Let’s try the max_features parameter. It is the max number of features who are considered when splitting a node.
def train_and_find_max_features(X_train, X_val, y_train, y_val, do_print):
result = None
accuracy_max = -1
for max_features in range(1, 20):
dt_model = RandomForestClassifier(max_features=max_features,random_state=50)
dt_model.fit(X_train, y_train)
y_pred = dt_model.predict(X_val)
accuracy_score = metrics.accuracy_score(y_val, y_pred)

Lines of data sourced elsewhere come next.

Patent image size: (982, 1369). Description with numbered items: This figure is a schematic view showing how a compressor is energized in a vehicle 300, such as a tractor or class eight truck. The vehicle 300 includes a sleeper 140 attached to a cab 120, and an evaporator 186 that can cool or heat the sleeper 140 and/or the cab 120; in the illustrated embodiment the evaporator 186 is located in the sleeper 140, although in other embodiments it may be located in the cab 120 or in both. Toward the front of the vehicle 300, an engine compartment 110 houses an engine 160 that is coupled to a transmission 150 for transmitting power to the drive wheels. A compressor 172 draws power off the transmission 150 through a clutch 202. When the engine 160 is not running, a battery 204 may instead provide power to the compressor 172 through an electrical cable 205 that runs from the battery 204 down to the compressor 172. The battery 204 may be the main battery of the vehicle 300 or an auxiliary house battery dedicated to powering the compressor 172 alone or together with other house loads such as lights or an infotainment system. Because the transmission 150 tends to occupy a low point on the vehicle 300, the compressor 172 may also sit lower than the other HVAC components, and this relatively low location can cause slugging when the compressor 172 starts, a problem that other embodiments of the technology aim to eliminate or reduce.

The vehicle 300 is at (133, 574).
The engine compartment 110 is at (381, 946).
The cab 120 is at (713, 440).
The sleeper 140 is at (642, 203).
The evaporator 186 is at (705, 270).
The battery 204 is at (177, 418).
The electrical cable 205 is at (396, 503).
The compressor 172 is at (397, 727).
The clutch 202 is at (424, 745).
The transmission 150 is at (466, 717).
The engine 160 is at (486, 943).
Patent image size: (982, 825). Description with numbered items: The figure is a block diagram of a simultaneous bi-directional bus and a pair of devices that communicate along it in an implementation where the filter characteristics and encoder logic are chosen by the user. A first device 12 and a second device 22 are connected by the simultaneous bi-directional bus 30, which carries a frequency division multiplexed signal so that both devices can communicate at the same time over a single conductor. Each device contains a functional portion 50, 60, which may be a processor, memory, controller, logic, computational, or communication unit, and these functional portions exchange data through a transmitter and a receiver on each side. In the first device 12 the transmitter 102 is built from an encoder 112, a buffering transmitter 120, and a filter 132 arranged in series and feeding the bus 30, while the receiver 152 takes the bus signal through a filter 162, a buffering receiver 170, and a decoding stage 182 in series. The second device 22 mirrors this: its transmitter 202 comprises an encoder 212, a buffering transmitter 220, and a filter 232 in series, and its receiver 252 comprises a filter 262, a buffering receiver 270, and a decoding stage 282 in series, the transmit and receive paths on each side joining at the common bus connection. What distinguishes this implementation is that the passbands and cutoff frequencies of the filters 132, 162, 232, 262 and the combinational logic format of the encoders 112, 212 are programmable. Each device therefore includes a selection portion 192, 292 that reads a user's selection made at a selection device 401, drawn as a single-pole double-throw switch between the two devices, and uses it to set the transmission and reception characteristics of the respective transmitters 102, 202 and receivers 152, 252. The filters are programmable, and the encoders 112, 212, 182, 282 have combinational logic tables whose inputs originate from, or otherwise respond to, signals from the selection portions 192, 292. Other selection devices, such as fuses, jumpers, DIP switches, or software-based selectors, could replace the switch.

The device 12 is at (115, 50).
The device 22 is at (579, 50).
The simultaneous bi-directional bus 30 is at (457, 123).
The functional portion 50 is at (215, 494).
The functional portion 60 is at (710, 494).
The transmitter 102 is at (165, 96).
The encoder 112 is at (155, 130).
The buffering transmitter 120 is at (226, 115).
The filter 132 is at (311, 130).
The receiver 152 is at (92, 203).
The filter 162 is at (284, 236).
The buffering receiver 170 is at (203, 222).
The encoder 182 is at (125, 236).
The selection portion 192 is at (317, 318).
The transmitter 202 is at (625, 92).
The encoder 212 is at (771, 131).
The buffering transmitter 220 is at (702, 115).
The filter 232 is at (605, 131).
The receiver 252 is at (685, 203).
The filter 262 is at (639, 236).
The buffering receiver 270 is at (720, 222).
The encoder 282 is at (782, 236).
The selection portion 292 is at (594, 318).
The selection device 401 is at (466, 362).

if accuracy_score >= accuracy_max:
accuracy_max = accuracy_score
result = max_features
if do_print:
print('max features split {}: {:.2%} accuracy on validation set.'.format(max_features, accuracy_score))
if do_print:
print('-' * 20)
print('max features split {} has {:.2%} accuracy.'.format(result,accuracy_max))
return result
max_features = train_and_find_max_features(X_train, X_val, y_train, y_val, True)
max features split 1: 68.66% accuracy on validation set.
--------------------
max features split 2: 70.65% accuracy on validation set.
--------------------
max features split 2 has 70.65% accuracy.
dt_model = RandomForestClassifier(max_depth=best_max_depth,n_estimators=best_n_estimators, random_state=50, min_samples_split=min_samples_split,max_features=max_features)
dt_model.fit(X_train, y_train)
y_pred = dt_model.predict(X_test)
accuracy_score_imputed = metrics.accuracy_score(y_test, y_pred)
print('Accuracy: {:.2%}'.format(metrics.accuracy_score(y_test, y_pred)))
print('Recall: {:.2%}'.format(metrics.recall_score(y_test, y_pred)))
print('Precision: {:.2%}'.format(metrics.precision_score(y_test, y_pred)))
print('F1 Score: {:.2%}'.format(metrics.f1_score(y_test, y_pred)))
Accuracy: 70.15%
Recall: 84.68%
Precision: 71.92%
F1 Score: 77.78%
Imputing data is not required. The only data that we missed were the Percent of successful 3-Throws of players who did not have any 3 Throws (0)
By using the train-validation test method without any hyperparameters, an accuracy of 65% has been reached. By adding hyperparameters, it rose up to ca. 72%. Which is a little higher than the train-test split method (69.3%).